Our current economic system takes the concept of the homo oeconomicus for granted. It has colonized the human mind and overtaken the diversity and wealth of human capabilities. It is time to embrace a more holistic view on human behavior, and the many ways it can be life-serving, and life-affirming.
The concept of the homo oeconomicus is often the first thing we learn about economics, whether implicitly by basically any sales advert, or in an introductory session on economics. It embodies the model behavior all our business plans, marketing strategies, budget plans, insurance policies and all the other projections and plans we make in the economy are based on. It has even been adapted into the area of political economy, and of course famously to public choice theory, to analyze or predict political behavior. The homo oeconomicus is the model of perfect rationality: a human being always looking to satisfy his – or her – self-interest and maximize utility wherever possible. Additionally, this model human has complete information about all markets and the properties of all goods.

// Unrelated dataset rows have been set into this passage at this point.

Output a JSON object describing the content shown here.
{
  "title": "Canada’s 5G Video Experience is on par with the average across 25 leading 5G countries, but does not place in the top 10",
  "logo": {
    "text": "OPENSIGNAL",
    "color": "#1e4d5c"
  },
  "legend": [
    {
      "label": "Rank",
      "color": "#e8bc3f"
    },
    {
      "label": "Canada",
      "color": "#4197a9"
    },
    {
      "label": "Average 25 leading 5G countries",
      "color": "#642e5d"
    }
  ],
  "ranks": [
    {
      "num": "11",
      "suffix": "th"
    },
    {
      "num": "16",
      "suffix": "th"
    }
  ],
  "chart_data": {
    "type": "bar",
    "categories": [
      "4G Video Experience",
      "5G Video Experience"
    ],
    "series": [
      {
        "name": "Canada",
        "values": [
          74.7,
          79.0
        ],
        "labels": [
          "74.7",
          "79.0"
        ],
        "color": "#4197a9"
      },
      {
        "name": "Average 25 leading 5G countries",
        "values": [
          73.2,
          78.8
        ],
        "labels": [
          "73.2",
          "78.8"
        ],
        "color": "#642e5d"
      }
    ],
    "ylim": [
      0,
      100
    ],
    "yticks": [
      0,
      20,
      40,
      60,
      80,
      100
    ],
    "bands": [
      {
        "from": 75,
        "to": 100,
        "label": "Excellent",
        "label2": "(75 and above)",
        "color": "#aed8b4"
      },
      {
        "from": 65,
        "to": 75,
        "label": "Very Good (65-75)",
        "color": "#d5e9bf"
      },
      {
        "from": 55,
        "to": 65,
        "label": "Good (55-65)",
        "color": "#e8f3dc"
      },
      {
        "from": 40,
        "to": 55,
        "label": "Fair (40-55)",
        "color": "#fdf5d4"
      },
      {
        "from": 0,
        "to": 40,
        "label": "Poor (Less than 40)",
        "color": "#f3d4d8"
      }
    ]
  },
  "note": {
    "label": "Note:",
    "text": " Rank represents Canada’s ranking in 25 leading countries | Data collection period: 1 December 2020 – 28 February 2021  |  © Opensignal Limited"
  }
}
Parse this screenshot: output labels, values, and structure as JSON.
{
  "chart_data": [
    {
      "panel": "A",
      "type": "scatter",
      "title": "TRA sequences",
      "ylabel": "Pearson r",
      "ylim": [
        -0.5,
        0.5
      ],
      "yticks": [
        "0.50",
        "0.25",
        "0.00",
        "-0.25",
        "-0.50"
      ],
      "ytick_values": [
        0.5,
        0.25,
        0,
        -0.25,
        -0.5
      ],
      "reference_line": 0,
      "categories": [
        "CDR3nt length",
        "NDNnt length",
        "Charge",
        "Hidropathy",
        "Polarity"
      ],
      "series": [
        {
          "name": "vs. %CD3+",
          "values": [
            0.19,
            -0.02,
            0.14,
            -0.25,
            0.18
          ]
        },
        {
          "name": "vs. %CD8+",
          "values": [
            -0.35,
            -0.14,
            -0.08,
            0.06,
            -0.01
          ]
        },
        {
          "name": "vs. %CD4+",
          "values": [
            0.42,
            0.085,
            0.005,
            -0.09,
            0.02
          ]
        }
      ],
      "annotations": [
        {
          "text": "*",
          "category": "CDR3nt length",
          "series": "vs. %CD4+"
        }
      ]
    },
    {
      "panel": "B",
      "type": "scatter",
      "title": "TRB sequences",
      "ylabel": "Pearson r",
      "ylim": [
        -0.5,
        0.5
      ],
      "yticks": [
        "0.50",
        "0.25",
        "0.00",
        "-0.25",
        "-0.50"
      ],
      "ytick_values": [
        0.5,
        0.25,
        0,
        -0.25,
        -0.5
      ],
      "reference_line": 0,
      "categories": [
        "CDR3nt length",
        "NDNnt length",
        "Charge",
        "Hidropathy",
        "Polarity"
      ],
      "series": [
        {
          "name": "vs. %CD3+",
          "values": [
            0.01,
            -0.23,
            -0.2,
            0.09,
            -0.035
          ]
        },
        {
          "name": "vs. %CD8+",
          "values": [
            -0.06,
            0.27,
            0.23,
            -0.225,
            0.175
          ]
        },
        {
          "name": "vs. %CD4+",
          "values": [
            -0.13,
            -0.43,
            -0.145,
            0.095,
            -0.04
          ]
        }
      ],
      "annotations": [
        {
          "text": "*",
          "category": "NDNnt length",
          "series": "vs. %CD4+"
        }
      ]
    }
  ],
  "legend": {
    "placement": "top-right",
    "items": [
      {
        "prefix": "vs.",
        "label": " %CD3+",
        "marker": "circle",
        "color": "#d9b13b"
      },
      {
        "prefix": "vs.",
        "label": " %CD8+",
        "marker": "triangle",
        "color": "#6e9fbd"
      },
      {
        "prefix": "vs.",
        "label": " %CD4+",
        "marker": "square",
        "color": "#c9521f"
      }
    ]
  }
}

The human mind is capable of more than cost-benefit analysis
If we take the element of perfect knowledge on markets and goods aside, it assumes that human being’s behavior is always logical and based on a cost-benefit analysis. It embodies a perfection of the model human behavior that became the ideal in the West with the renaissance. Obvious criticism of this model is of course that it is too egoistic, cannot account for altruistic behavior, or any behavior that cannot be understood as generating the best use and return for the individual.
Indeed, proponents are far from it to classify partnerships or altruistic behavior as incompatible with the homo oeconomicus. Sacrifices or compromises in for others can in some situations be the best option available – but this choice would not be made if a higher utility for that individual could be achieved with a different option. It reduces partnerships and altruistic behavior to being only a community of convenience, where the individual will break out whenever possible of if he or she can satisfy personal needs without assistance.
True visionaries are not naïve dreamers
Even though there is a long list of critics – most notably Kate Raworth - this model is still so commonplace that other ideas of human behavior are considered and exception to the norm, and anyone postulating things differently is called a naïve dreamer. But we need to remember: The search for the highest gain, advantage or utility is a construct generated by the economic system we live in. It has created this model and recreates it by making it the golds standard of what a human being should be like. But the egoistic pursuit of personal gain and wellbeing above everything else is what got us into the reckless resource depletion – of our mind and bodies as well as all other planetary resources - in the first place.
Life-serving economies also means: We assume people look for life, not just the best kind of survival. An individual’s choice that maximizes utility is hardly enlivening when it comes at the suffering and pain of so many other human beings and the ecosystem. There are more than enough people who know this, but the system is giving us no other options. In the search for life-serving economies, we acknowledge, simply, that life can mean many different things in different places. A pluriversality of approaches to life-serving and life-giving economies is needed. What remains the same: the quest for what gives life does not end with the single human being, but needs to take the collective and the planet into account, as all are inseparable.
We need a pluriverse approach to human capabilities
Such a pluriverse approach also means that we do not fall into the trap of searching for what universal model (homo sociologicus or other) should now replace the homo oeconomicus. Nor is it a suggestion to completely do away with rational reasoning as the renaissance thinkers catalyzed it. The idea of a human being looking for life is far too diverse and contextualized to be the basis of a global model on economic behavior. We need instead a more holistic view on human behavior, and the many ways it can be life serving, and life-affirming. It is not the race for the perfect model, but for finding out what gives life to us and this planet in different places. We need to measure simply more than one idea of the human mindset.
The search for the highest gain, advantage or utility is a construct generated by the economic system we live in.
We need a holistic view on human behavior, and the many ways it can be life serving, and life-affirming.